Cell phones have become such a distraction from learning that one school near Dallas has taken what some call a drastic step – locking up student cell phones during the school day.
Richardson ISD is piloting the new restriction at Forest Meadow Junior High, after scrapping its plans to institute it throughout the district. An announcement on their website created so much backlash, that they back peddled to one school only.
Interim Superintendent Tabitha Branum said, “Student cell phone use was the No. 1 problem RISD secondary teachers cited in our end-of-year teacher survey, and was also cited as problematic both in the RISD parent survey and in the community feedback provided during the recent superintendent search process.”
After hundreds of complaints, however, Branum decided it would be best to ask for volunteers to pilot the program and report results.
Principal Susan Burt was first to raise her hand. She has seen firsthand the level of distraction caused by cell phones and points out that even adults are obsessed with their phones. “How many times do we check our phones every day? When it’s sitting next to us, it’s a constant thought in our heads, so how can we blame our children for doing the same thing?”
The solution for this school is to place each phone in a locked plastic pouch at the beginning of the day. The “lock” is similar to the white knob security tags you’ll find on clothes at the store. Just as the cashier uses a handy device to remove the security tag, the teacher will do the same. These locked pouches aren’t cheap. At $20 each, the cost can be staggering for schools with large populations.
But educators and parents agree that it is money well spent. Euan Blackman, a parent who spoke on this issue at a school board meeting, shared his thoughts. “I know that I sometimes find myself addicted to the cellphone. It’s a discipline, and we as the adults… need to help create an environment in a discipline that lets them know they are going to be just fine if they don’t see that cellphone during that learning time.”
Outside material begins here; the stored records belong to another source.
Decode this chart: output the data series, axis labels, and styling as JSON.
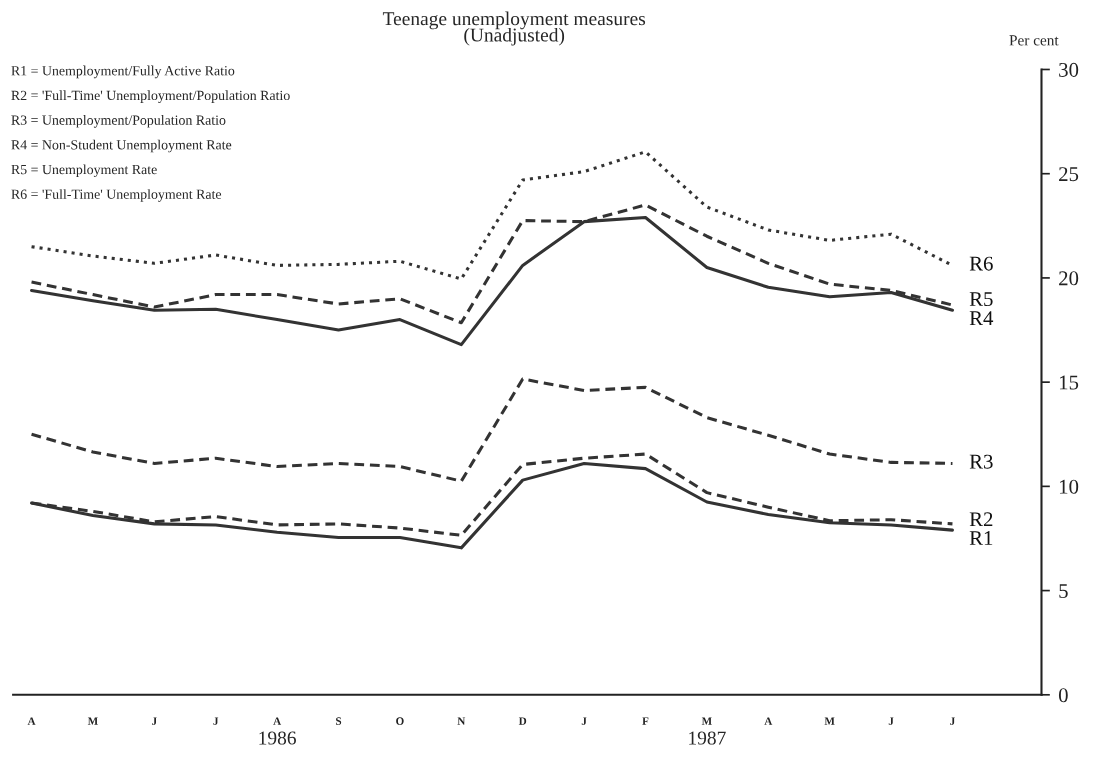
{
  "chart_data": {
    "type": "line",
    "title": "Teenage unemployment measures\n(Unadjusted)",
    "ylabel": "Per cent",
    "categories": [
      "A",
      "M",
      "J",
      "J",
      "A",
      "S",
      "O",
      "N",
      "D",
      "J",
      "F",
      "M",
      "A",
      "M",
      "J",
      "J",
      null
    ],
    "series": [
      {
        "name": "R1",
        "color": "#333333",
        "line_style": "solid",
        "values": [
          9.2,
          8.6,
          8.2,
          8.15,
          7.8,
          7.55,
          7.55,
          7.05,
          10.3,
          11.1,
          10.85,
          9.25,
          8.65,
          8.25,
          8.15,
          7.9,
          null
        ]
      },
      {
        "name": "R2",
        "color": "#333333",
        "line_style": "dashed",
        "values": [
          9.2,
          8.8,
          8.3,
          8.55,
          8.15,
          8.2,
          8.0,
          7.65,
          11.05,
          11.35,
          11.55,
          9.7,
          9.0,
          8.35,
          8.4,
          8.2,
          null
        ]
      },
      {
        "name": "R3",
        "color": "#333333",
        "line_style": "dashed",
        "values": [
          12.5,
          11.65,
          11.1,
          11.35,
          10.95,
          11.1,
          10.95,
          10.25,
          15.15,
          14.6,
          14.75,
          13.3,
          12.45,
          11.55,
          11.15,
          11.1,
          null
        ]
      },
      {
        "name": "R4",
        "color": "#333333",
        "line_style": "solid",
        "values": [
          19.4,
          18.9,
          18.45,
          18.5,
          18.0,
          17.5,
          18.0,
          16.8,
          20.6,
          22.7,
          22.9,
          20.5,
          19.55,
          19.1,
          19.3,
          18.45,
          null
        ]
      },
      {
        "name": "R5",
        "color": "#333333",
        "line_style": "dashed",
        "values": [
          19.8,
          19.2,
          18.6,
          19.2,
          19.2,
          18.75,
          19.0,
          17.85,
          22.75,
          22.7,
          23.5,
          22.0,
          20.7,
          19.7,
          19.4,
          18.7,
          null
        ]
      },
      {
        "name": "R6",
        "color": "#333333",
        "line_style": "dotted",
        "values": [
          21.5,
          21.05,
          20.7,
          21.1,
          20.6,
          20.65,
          20.8,
          19.95,
          24.7,
          25.1,
          26.05,
          23.4,
          22.3,
          21.8,
          22.1,
          20.6,
          null
        ]
      }
    ],
    "ylim": [
      0,
      30
    ],
    "yticks": [
      0,
      5,
      10,
      15,
      20,
      25,
      30
    ],
    "grid": false,
    "legend": false,
    "marker": "none",
    "annotations": [
      "R1 = Unemployment/Fully Active Ratio",
      "R2 = 'Full-Time' Unemployment/Population Ratio",
      "R3 = Unemployment/Population Ratio",
      "R4 = Non-Student Unemployment Rate",
      "R5 = Unemployment Rate",
      "R6 = 'Full-Time' Unemployment Rate",
      "1986",
      "1987"
    ]
  }
}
Phones will be unlocked only during lunchtime, although Burt stated that many students opt out of using their phones during this time. “They’re actually enjoying socializing with their friends and getting away from their screens while they’re eating,” she reports.
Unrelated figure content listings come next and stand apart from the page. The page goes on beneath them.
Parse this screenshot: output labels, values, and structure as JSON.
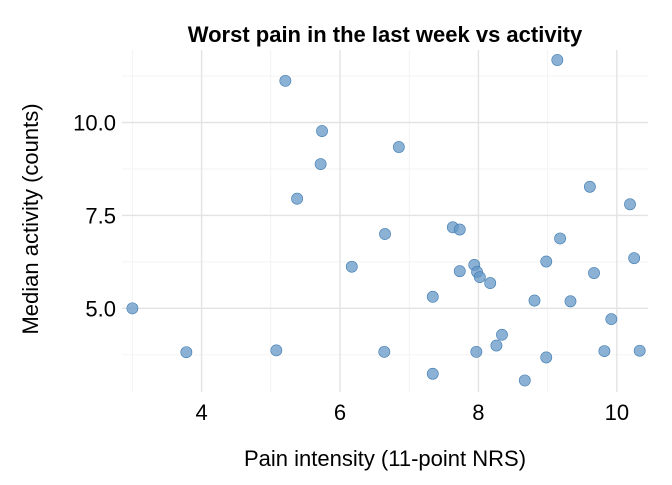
{
  "chart_data": {
    "type": "scatter",
    "title": "Worst pain in the last week vs activity",
    "xlabel": "Pain intensity (11-point NRS)",
    "ylabel": "Median activity (counts)",
    "xlim": [
      2.85,
      10.45
    ],
    "ylim": [
      2.75,
      11.95
    ],
    "x_ticks": [
      4,
      6,
      8,
      10
    ],
    "x_tick_labels": [
      "4",
      "6",
      "8",
      "10"
    ],
    "x_minor_ticks": [
      3,
      5,
      7,
      9
    ],
    "y_ticks": [
      5.0,
      7.5,
      10.0
    ],
    "y_tick_labels": [
      "5.0",
      "7.5",
      "10.0"
    ],
    "y_minor_ticks": [
      3.75,
      6.25,
      8.75,
      11.25
    ],
    "grid": true,
    "point_color": "#6497c7",
    "point_opacity": 0.75,
    "points": [
      {
        "x": 3.0,
        "y": 5.0
      },
      {
        "x": 3.78,
        "y": 3.82
      },
      {
        "x": 5.08,
        "y": 3.87
      },
      {
        "x": 5.21,
        "y": 11.12
      },
      {
        "x": 5.74,
        "y": 9.77
      },
      {
        "x": 5.72,
        "y": 8.88
      },
      {
        "x": 5.38,
        "y": 7.95
      },
      {
        "x": 6.17,
        "y": 6.12
      },
      {
        "x": 6.65,
        "y": 7.0
      },
      {
        "x": 6.64,
        "y": 3.83
      },
      {
        "x": 6.85,
        "y": 9.34
      },
      {
        "x": 7.34,
        "y": 5.31
      },
      {
        "x": 7.34,
        "y": 3.24
      },
      {
        "x": 7.63,
        "y": 7.18
      },
      {
        "x": 7.73,
        "y": 7.12
      },
      {
        "x": 7.73,
        "y": 6.0
      },
      {
        "x": 7.94,
        "y": 6.17
      },
      {
        "x": 7.98,
        "y": 5.98
      },
      {
        "x": 8.02,
        "y": 5.84
      },
      {
        "x": 8.17,
        "y": 5.68
      },
      {
        "x": 7.97,
        "y": 3.83
      },
      {
        "x": 8.26,
        "y": 4.0
      },
      {
        "x": 8.34,
        "y": 4.29
      },
      {
        "x": 8.67,
        "y": 3.06
      },
      {
        "x": 8.81,
        "y": 5.21
      },
      {
        "x": 8.98,
        "y": 6.26
      },
      {
        "x": 8.98,
        "y": 3.68
      },
      {
        "x": 9.14,
        "y": 11.68
      },
      {
        "x": 9.18,
        "y": 6.88
      },
      {
        "x": 9.33,
        "y": 5.19
      },
      {
        "x": 9.61,
        "y": 8.27
      },
      {
        "x": 9.67,
        "y": 5.95
      },
      {
        "x": 9.82,
        "y": 3.85
      },
      {
        "x": 9.92,
        "y": 4.71
      },
      {
        "x": 10.19,
        "y": 7.8
      },
      {
        "x": 10.25,
        "y": 6.35
      },
      {
        "x": 10.33,
        "y": 3.86
      }
    ]
  }
}
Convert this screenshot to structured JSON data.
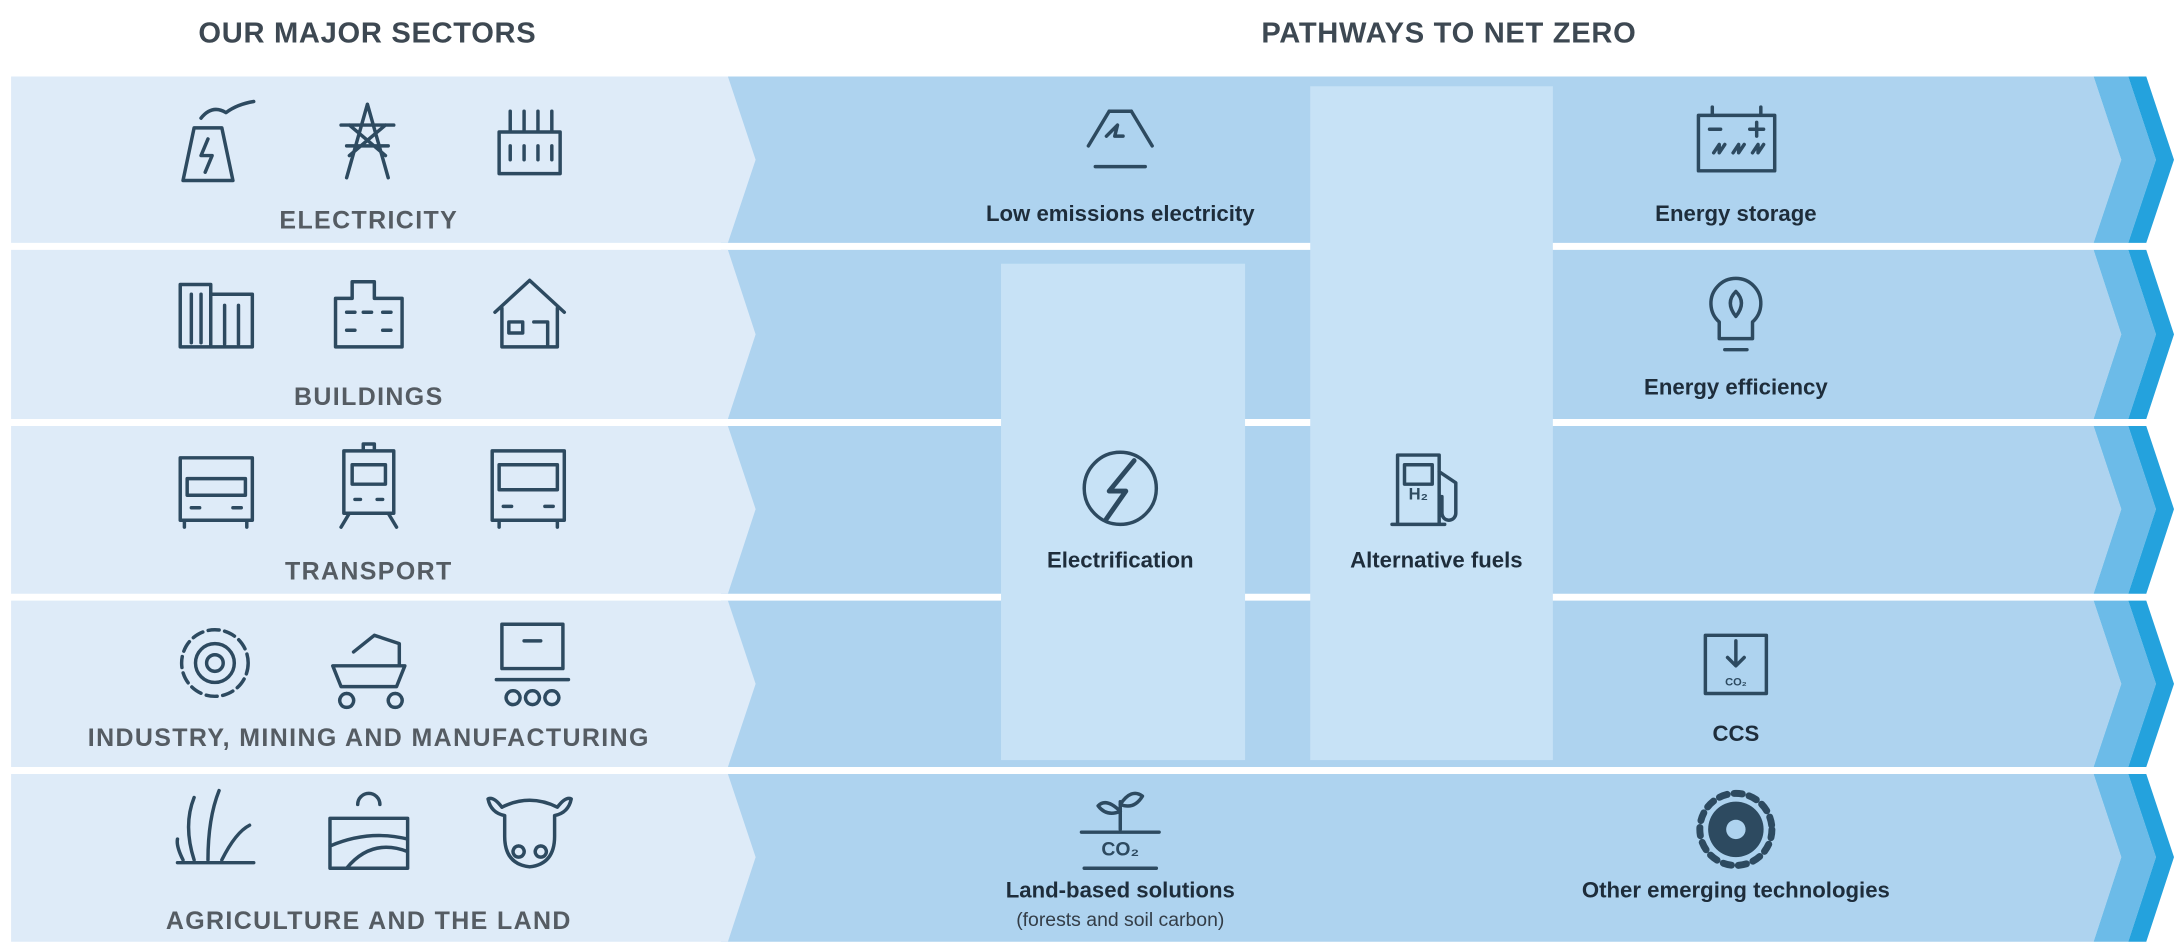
{
  "header": {
    "left_title": "OUR MAJOR SECTORS",
    "right_title": "PATHWAYS TO NET ZERO"
  },
  "sectors": [
    {
      "label": "ELECTRICITY"
    },
    {
      "label": "BUILDINGS"
    },
    {
      "label": "TRANSPORT"
    },
    {
      "label": "INDUSTRY, MINING AND MANUFACTURING"
    },
    {
      "label": "AGRICULTURE AND THE LAND"
    }
  ],
  "pathways": [
    {
      "label": "Low emissions electricity"
    },
    {
      "label": "Energy storage"
    },
    {
      "label": "Energy efficiency"
    },
    {
      "label": "Electrification"
    },
    {
      "label": "Alternative fuels"
    },
    {
      "label": "CCS"
    },
    {
      "label": "Land-based solutions",
      "sublabel": "(forests and soil carbon)"
    },
    {
      "label": "Other emerging technologies"
    }
  ]
}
While many parents support the new policy, some have shared concerns about not being able to reach their kids during the day. Others have mentioned the school shootings that are so prevalent in the U.S. and questioned how their children can call for help, if needed.
The school has provisions in place to address those concerns, stating that phones can quickly be unlocked if needed, and that parents can always email their kids through their school accounts on their Chromebooks.
Teachers and administrators see the value in the policy and have thrown their weight behind it. Chris Choat, principal at Richardson High School, said, “Almost 90% of the discipline issues that we’ve dealt with last year started with a cellphone.”
These issues don’t just involve distraction from academics. They encompass the texting of inappropriate images, cyberbullying, and cheating. When students are provided time to study, read, or complete an assignment, he said, many will resort to scrolling through their phones rather than completing their work.
Richardson Middle School will collect data throughout the year, including feedback from parents and teachers, and this information will be considered across the district. If adopted, there will be one less distraction at school.